Monday, October 23

Q&A: Alum, casting director Tamara Hunter discusses work on ‘Hidden Figures’


Tamara Hunter worked on the casting of Golden Globe-nominated film "Hidden Figures," a story about three mathematicians who defied race and gender boundaries. (Courtesy of Tamara Hunter)

Tamara Hunter worked on the casting of Golden Globe-nominated film "Hidden Figures," a story about three mathematicians who defied race and gender boundaries. (Courtesy of Tamara Hunter)


Tamara Hunter casts characters who are capable of extraordinary feats.

She’s worked in the casting department on such films as “The Avengers” and “Guardians of the Galaxy.” But for “Hidden Figures” she assembled a cast to play the mathematicians behind the task that was once considered impossible – sending a man into space. The film has garnered wide praise for its diverse cast.

The UCLA alumna’s 12-year career in the casting department spans many genres and studios from science fiction films like “Tron: Legacy” to action movies like “The Fast and the Furious.” Working as an executive in charge of casting on “Hidden Figures” was one of her last projects at 20th Century Fox before moving to Sony Pictures Entertainment to take on the role of head of feature casting.

The Daily Bruin’s Olivia Mazzucato spoke with Hunter about differences in the casting process of “Hidden Figures” from her previous work, the cultural context for the film and the personal significance the story held for her.

Daily Bruin: What made this casting experience different from some of the other films you’ve worked on?

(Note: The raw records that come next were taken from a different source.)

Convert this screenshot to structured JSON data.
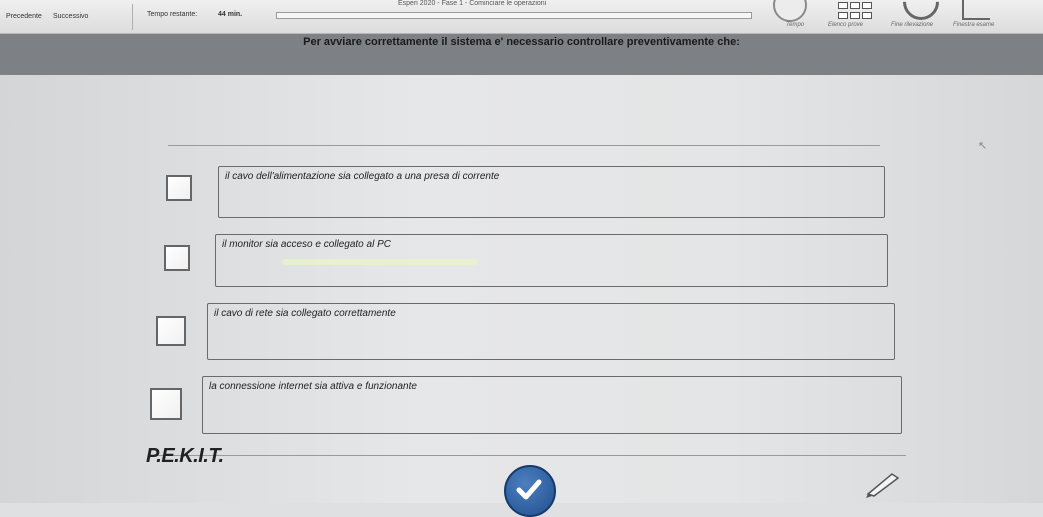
{
  "toolbar": {
    "prev_label": "Precedente",
    "next_label": "Successivo",
    "time_label": "Tempo restante:",
    "time_value": "44 min.",
    "exam_title": "Esperi 2020 - Fase 1 - Cominciare le operazioni",
    "labels": {
      "tempo": "Tempo",
      "elenco": "Elenco prove",
      "fine": "Fine rilevazione",
      "finestra": "Finestra esame"
    }
  },
  "question": {
    "text": "Per avviare correttamente il sistema e' necessario controllare preventivamente che:"
  },
  "answers": [
    {
      "text": "il cavo dell'alimentazione sia collegato a una presa di corrente"
    },
    {
      "text": "il monitor sia acceso e collegato al PC"
    },
    {
      "text": "il cavo di rete sia collegato correttamente"
    },
    {
      "text": "la connessione internet sia attiva e funzionante"
    }
  ],
  "footer": {
    "logo": "P.E.K.I.T."
  },
  "icons": {
    "confirm": "check-icon",
    "pen": "pen-icon",
    "cursor": "cursor-icon"
  },
  "colors": {
    "question_bar": "#7d8084",
    "confirm_button": "#2d62a8"
  }
}
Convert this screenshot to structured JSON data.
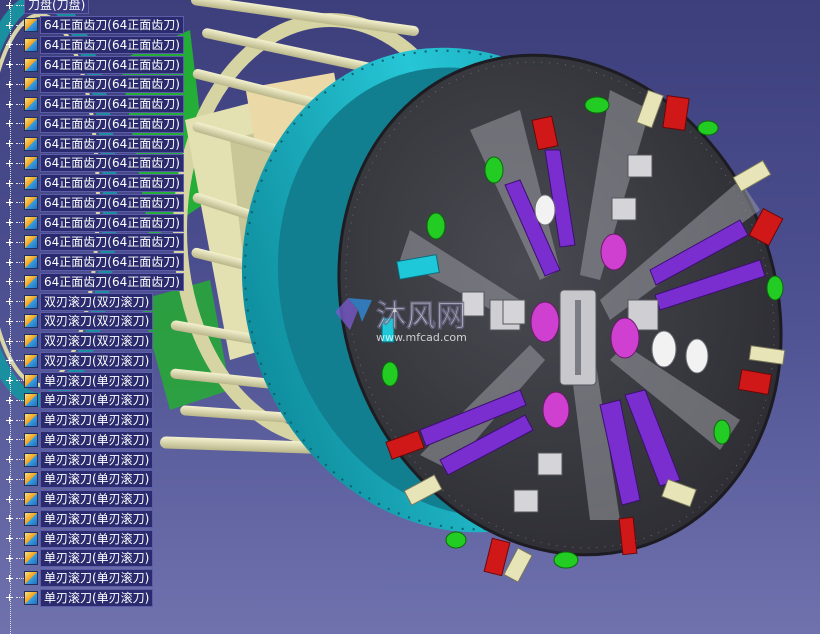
{
  "spec_tree": {
    "root_label": "刀盘(刀盘)",
    "items": [
      {
        "label": "64正面齿刀(64正面齿刀)"
      },
      {
        "label": "64正面齿刀(64正面齿刀)"
      },
      {
        "label": "64正面齿刀(64正面齿刀)"
      },
      {
        "label": "64正面齿刀(64正面齿刀)"
      },
      {
        "label": "64正面齿刀(64正面齿刀)"
      },
      {
        "label": "64正面齿刀(64正面齿刀)"
      },
      {
        "label": "64正面齿刀(64正面齿刀)"
      },
      {
        "label": "64正面齿刀(64正面齿刀)"
      },
      {
        "label": "64正面齿刀(64正面齿刀)"
      },
      {
        "label": "64正面齿刀(64正面齿刀)"
      },
      {
        "label": "64正面齿刀(64正面齿刀)"
      },
      {
        "label": "64正面齿刀(64正面齿刀)"
      },
      {
        "label": "64正面齿刀(64正面齿刀)"
      },
      {
        "label": "64正面齿刀(64正面齿刀)"
      },
      {
        "label": "双刃滚刀(双刃滚刀)"
      },
      {
        "label": "双刃滚刀(双刃滚刀)"
      },
      {
        "label": "双刃滚刀(双刃滚刀)"
      },
      {
        "label": "双刃滚刀(双刃滚刀)"
      },
      {
        "label": "单刃滚刀(单刃滚刀)"
      },
      {
        "label": "单刃滚刀(单刃滚刀)"
      },
      {
        "label": "单刃滚刀(单刃滚刀)"
      },
      {
        "label": "单刃滚刀(单刃滚刀)"
      },
      {
        "label": "单刃滚刀(单刃滚刀)"
      },
      {
        "label": "单刃滚刀(单刃滚刀)"
      },
      {
        "label": "单刃滚刀(单刃滚刀)"
      },
      {
        "label": "单刃滚刀(单刃滚刀)"
      },
      {
        "label": "单刃滚刀(单刃滚刀)"
      },
      {
        "label": "单刃滚刀(单刃滚刀)"
      },
      {
        "label": "单刃滚刀(单刃滚刀)"
      },
      {
        "label": "单刃滚刀(单刃滚刀)"
      }
    ]
  },
  "watermark": {
    "brand": "沐风网",
    "url": "www.mfcad.com"
  },
  "colors": {
    "background_top": "#3d3f7c",
    "background_bottom": "#6f72ad",
    "cutterhead_face": "#3b3b42",
    "ring": "#1fb8c8",
    "frame": "#e6e3b4",
    "tooth_purple": "#7a2ed0",
    "scraper_red": "#d01818",
    "roller_green": "#22cc22",
    "disc_magenta": "#d040d0"
  }
}
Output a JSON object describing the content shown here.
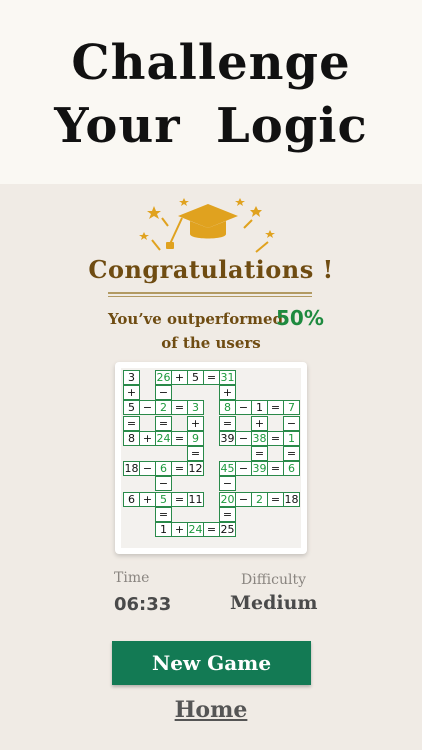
{
  "header": {
    "line1": "Challenge",
    "line2": "Your  Logic"
  },
  "result": {
    "title": "Congratulations !",
    "outperform_text": "You’ve outperformed",
    "outperform_pct": "50%",
    "outperform_suffix": "of the users"
  },
  "board": {
    "cells": [
      [
        "3",
        "",
        ""
      ],
      [
        "26",
        "g",
        ""
      ],
      [
        "+",
        "",
        ""
      ],
      [
        "5",
        "",
        ""
      ],
      [
        "=",
        "",
        ""
      ],
      [
        "31",
        "g",
        ""
      ],
      [
        "+",
        "",
        ""
      ],
      [
        "−",
        "",
        ""
      ],
      [
        "+",
        "",
        ""
      ],
      [
        "5",
        "",
        ""
      ],
      [
        "−",
        "",
        ""
      ],
      [
        "2",
        "g",
        ""
      ],
      [
        "=",
        "",
        ""
      ],
      [
        "3",
        "g",
        ""
      ],
      [
        "8",
        "g",
        ""
      ],
      [
        "−",
        "",
        ""
      ],
      [
        "1",
        "",
        ""
      ],
      [
        "=",
        "",
        ""
      ],
      [
        "7",
        "g",
        ""
      ],
      [
        "=",
        "",
        ""
      ],
      [
        "=",
        "",
        ""
      ],
      [
        "+",
        "",
        ""
      ],
      [
        "=",
        "",
        ""
      ],
      [
        "+",
        "",
        ""
      ],
      [
        "−",
        "",
        ""
      ],
      [
        "8",
        "",
        ""
      ],
      [
        "+",
        "",
        ""
      ],
      [
        "24",
        "g",
        ""
      ],
      [
        "=",
        "",
        ""
      ],
      [
        "9",
        "g",
        ""
      ],
      [
        "39",
        "",
        ""
      ],
      [
        "−",
        "",
        ""
      ],
      [
        "38",
        "g",
        ""
      ],
      [
        "=",
        "",
        ""
      ],
      [
        "1",
        "g",
        ""
      ],
      [
        "=",
        "",
        ""
      ],
      [
        "=",
        "",
        ""
      ],
      [
        "=",
        "",
        ""
      ],
      [
        "18",
        "",
        ""
      ],
      [
        "−",
        "",
        ""
      ],
      [
        "6",
        "g",
        ""
      ],
      [
        "=",
        "",
        ""
      ],
      [
        "12",
        "",
        ""
      ],
      [
        "45",
        "g",
        ""
      ],
      [
        "−",
        "",
        ""
      ],
      [
        "39",
        "g",
        ""
      ],
      [
        "=",
        "",
        ""
      ],
      [
        "6",
        "g",
        ""
      ],
      [
        "−",
        "",
        ""
      ],
      [
        "−",
        "",
        ""
      ],
      [
        "6",
        "",
        ""
      ],
      [
        "+",
        "",
        ""
      ],
      [
        "5",
        "g",
        ""
      ],
      [
        "=",
        "",
        ""
      ],
      [
        "11",
        "",
        ""
      ],
      [
        "20",
        "g",
        ""
      ],
      [
        "−",
        "",
        ""
      ],
      [
        "2",
        "g",
        ""
      ],
      [
        "=",
        "",
        ""
      ],
      [
        "18",
        "",
        ""
      ],
      [
        "=",
        "",
        ""
      ],
      [
        "=",
        "",
        ""
      ],
      [
        "1",
        "",
        ""
      ],
      [
        "+",
        "",
        ""
      ],
      [
        "24",
        "g",
        ""
      ],
      [
        "=",
        "",
        ""
      ],
      [
        "25",
        "",
        ""
      ]
    ]
  },
  "stats": {
    "time_label": "Time",
    "time_value": "06:33",
    "difficulty_label": "Difficulty",
    "difficulty_value": "Medium"
  },
  "actions": {
    "new_game": "New Game",
    "home": "Home"
  },
  "colors": {
    "accent_green": "#137a54",
    "gold": "#e0a21f",
    "brown": "#6f4c12"
  },
  "icons": {
    "decoration": "graduation-cap-icon",
    "sparkles": "star-icon"
  }
}
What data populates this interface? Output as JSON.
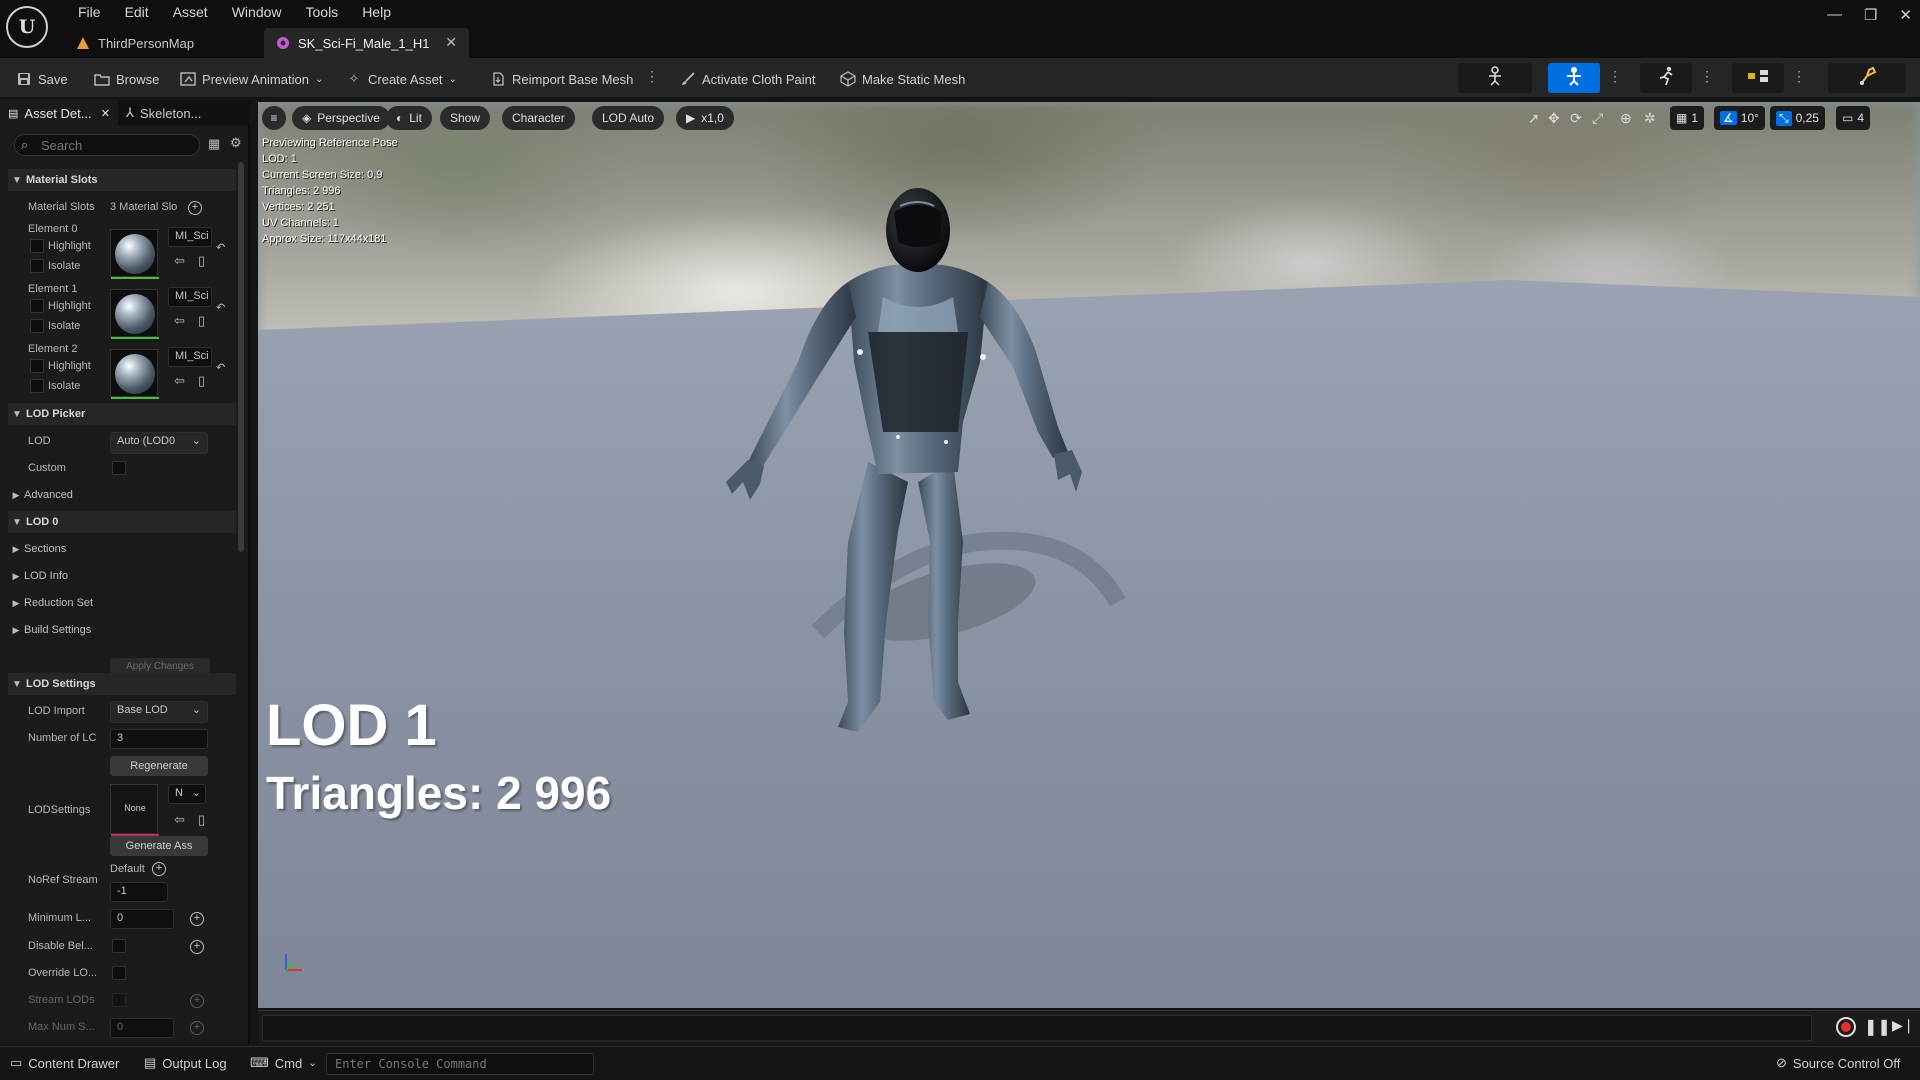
{
  "app": {
    "menu": [
      "File",
      "Edit",
      "Asset",
      "Window",
      "Tools",
      "Help"
    ],
    "tabs": [
      {
        "label": "ThirdPersonMap",
        "active": false
      },
      {
        "label": "SK_Sci-Fi_Male_1_H1",
        "active": true
      }
    ],
    "window_controls": [
      "minimize-icon",
      "restore-icon",
      "close-icon"
    ]
  },
  "toolbar": {
    "save": "Save",
    "browse": "Browse",
    "preview_animation": "Preview Animation",
    "create_asset": "Create Asset",
    "reimport": "Reimport Base Mesh",
    "cloth_paint": "Activate Cloth Paint",
    "static_mesh": "Make Static Mesh",
    "modes": [
      "skeleton-mode",
      "mesh-mode",
      "animation-mode",
      "physics-mode",
      "blueprint-mode"
    ],
    "active_mode": "mesh-mode"
  },
  "panel": {
    "tabs": [
      "Asset Det...",
      "Skeleton..."
    ],
    "search_placeholder": "Search",
    "material_slots": {
      "header": "Material Slots",
      "label": "Material Slots",
      "count": "3 Material Slo",
      "elements": [
        {
          "label": "Element 0",
          "highlight": "Highlight",
          "isolate": "Isolate",
          "material": "MI_Sci"
        },
        {
          "label": "Element 1",
          "highlight": "Highlight",
          "isolate": "Isolate",
          "material": "MI_Sci"
        },
        {
          "label": "Element 2",
          "highlight": "Highlight",
          "isolate": "Isolate",
          "material": "MI_Sci"
        }
      ]
    },
    "lod_picker": {
      "header": "LOD Picker",
      "lod_label": "LOD",
      "lod_value": "Auto (LOD0",
      "custom_label": "Custom",
      "advanced": "Advanced"
    },
    "lod0": {
      "header": "LOD 0",
      "items": [
        "Sections",
        "LOD Info",
        "Reduction Set",
        "Build Settings"
      ],
      "apply": "Apply Changes"
    },
    "lod_settings": {
      "header": "LOD Settings",
      "lod_import_label": "LOD Import",
      "lod_import_value": "Base LOD",
      "num_lods_label": "Number of LC",
      "num_lods_value": "3",
      "regenerate": "Regenerate",
      "lodsettings_label": "LODSettings",
      "lodsettings_thumb": "None",
      "lodsettings_combo": "N",
      "generate": "Generate Ass",
      "noref_label": "NoRef Stream",
      "noref_default": "Default",
      "noref_value": "-1",
      "min_lod_label": "Minimum L...",
      "min_lod_value": "0",
      "disable_below_label": "Disable Bel...",
      "override_label": "Override LO...",
      "stream_lods_label": "Stream LODs",
      "max_num_label": "Max Num S...",
      "max_num_value": "0"
    }
  },
  "viewport": {
    "buttons": {
      "perspective": "Perspective",
      "lit": "Lit",
      "show": "Show",
      "character": "Character",
      "lod": "LOD Auto",
      "speed": "x1,0"
    },
    "right": {
      "grid": "1",
      "angle": "10°",
      "scale": "0,25",
      "camera": "4"
    },
    "stats": [
      "Previewing Reference Pose",
      "LOD: 1",
      "Current Screen Size: 0,9",
      "Triangles: 2 996",
      "Vertices: 2 251",
      "UV Channels: 1",
      "Approx Size: 117x44x181"
    ],
    "big_lod": "LOD 1",
    "big_triangles": "Triangles: 2 996"
  },
  "statusbar": {
    "content_drawer": "Content Drawer",
    "output_log": "Output Log",
    "cmd": "Cmd",
    "console_placeholder": "Enter Console Command",
    "source_control": "Source Control Off"
  }
}
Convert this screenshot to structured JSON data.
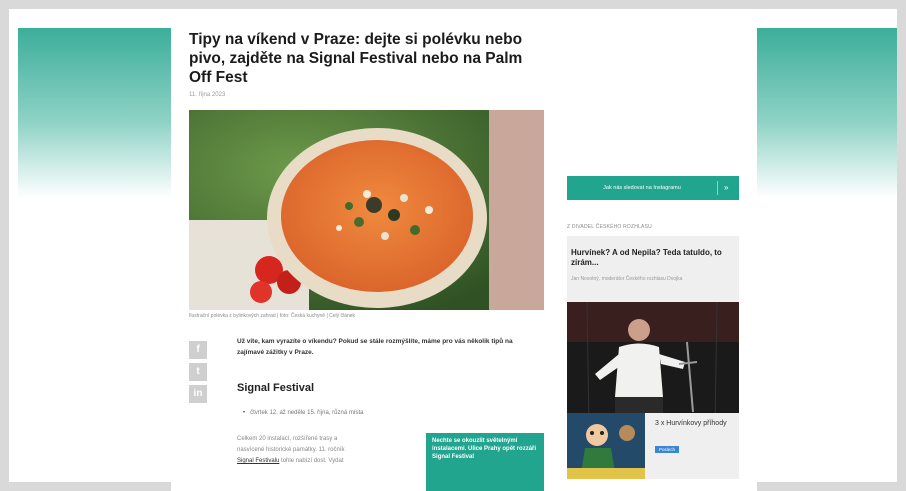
{
  "article": {
    "title": "Tipy na víkend v Praze: dejte si polévku nebo pivo, zajděte na Signal Festival nebo na Palm Off Fest",
    "date": "11. října 2023",
    "photo_caption": "Ilustrační polévka z bylinkových zahrad | foto: Česká kuchyně | Celý článek",
    "intro": "Už víte, kam vyrazíte o víkendu? Pokud se stále rozmýšlíte, máme pro vás několik tipů na zajímavé zážitky v Praze.",
    "section_heading": "Signal Festival",
    "bullet": "čtvrtek 12. až neděle 15. října, různá místa",
    "body_lines": [
      "Celkem 20 instalací, rozšířené trasy a",
      "nasvícené historické památky. 11. ročník",
      "Signal Festivalu tohle nabízí dost. Vydat"
    ],
    "body_link": "Signal Festivalu",
    "promo_text": "Nechte se okouzlit světelnými instalacemi. Ulice Prahy opět rozzáří Signal Festival"
  },
  "share": {
    "facebook": "f",
    "twitter": "t",
    "linkedin": "in"
  },
  "sidebar": {
    "subscribe_label": "Jak nás sledovat na Instagramu",
    "subscribe_arrow": "»",
    "section_heading": "Z DIVADEL ČESKÉHO ROZHLASU",
    "card_title": "Hurvínek? A od Nepila? Teda tatuldo, to zírám...",
    "card_sub": "Jan Novotný, moderátor Českého rozhlasu Dvojka",
    "card2_title": "3 x Hurvínkovy příhody",
    "card2_badge": "Poslech"
  },
  "colors": {
    "accent": "#22a58f",
    "badge": "#3a86d1"
  }
}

Tamara Hunter: The first time I read “Hidden Figures,” the clouds sort of parted for me, in terms of a person in casting that’s sort of in an interesting place in her career. … This just spoke to me because it was a story that I didn’t know about, and I knew that it needed to get out there. I was excited. You didn’t even need to pay me to do this. It was like, this is why I’m a casting director. This is why I’m in casting. This is exactly what I love to do.

DB: What was the casting process like for you on “Hidden Figures”?

TH: It was sort of an embarrassment of riches of how many wonderful actresses of color that we had to explore in a movie like this, especially with a topic that was so unknown to most people. We put together a bunch of ideas, looked at tapes, talked to people, (director Theodore Melfi) met with some actresses and then we started to put the pieces together.

DB: How is casting people to play real, historical people different?

TH: I didn’t personally meet (protagonist) Katherine Johnson, but I did a lot of research. We watched tons and tons of interviews. We read as much of the books that it was based on as we could. We tried to put together a comprehensive research packet so when we went into the casting process it wasn’t just like, “Let’s just throw it on the wall and see what sticks.” … It’s finding the spirit and the essence of the person in the actor.

[Related: UCLA professor talks diversity and representation in cinema]

DB: The chemistry between the three main characters is very central to the film. How did you ensure that the three actresses you picked would have that connection?

TH: Ted had a sense of each actor. He knew Taraji (P. Henson) from some previous work. Taraji fell into place first, and then we discussed Octavia (Spencer), who was a no-brainer …

(Janelle Monáe) was a discovery, especially for casting because she’s a singer. She had done “Moonlight,” but “Moonlight” hadn’t come out yet, so we were all speculating. We knew she had so much energy and that’s always the tell-sign that somebody is going to work hard, and that’s exactly what she did. She worked so hard in the audition process and she nailed it.

[Read more: Movie Review: ‘Hidden Figures’]

DB: The #OscarsSoWhite movement has trended for the past two years at the Oscars. Did that add any pressure to the process or film?

TH: It’s in my mind already. It’s always a conversation that I’m having … but honestly, no, because I would put as much energy and effort into any work that I do. This just happened to be something that I was excited to help share the story. It wasn’t like pressure to make sure we were going to do it right; it was going to be done beautifully and right no matter what. If no one saw this movie and you weren’t calling me for an interview, I would still be screaming it from the rooftops.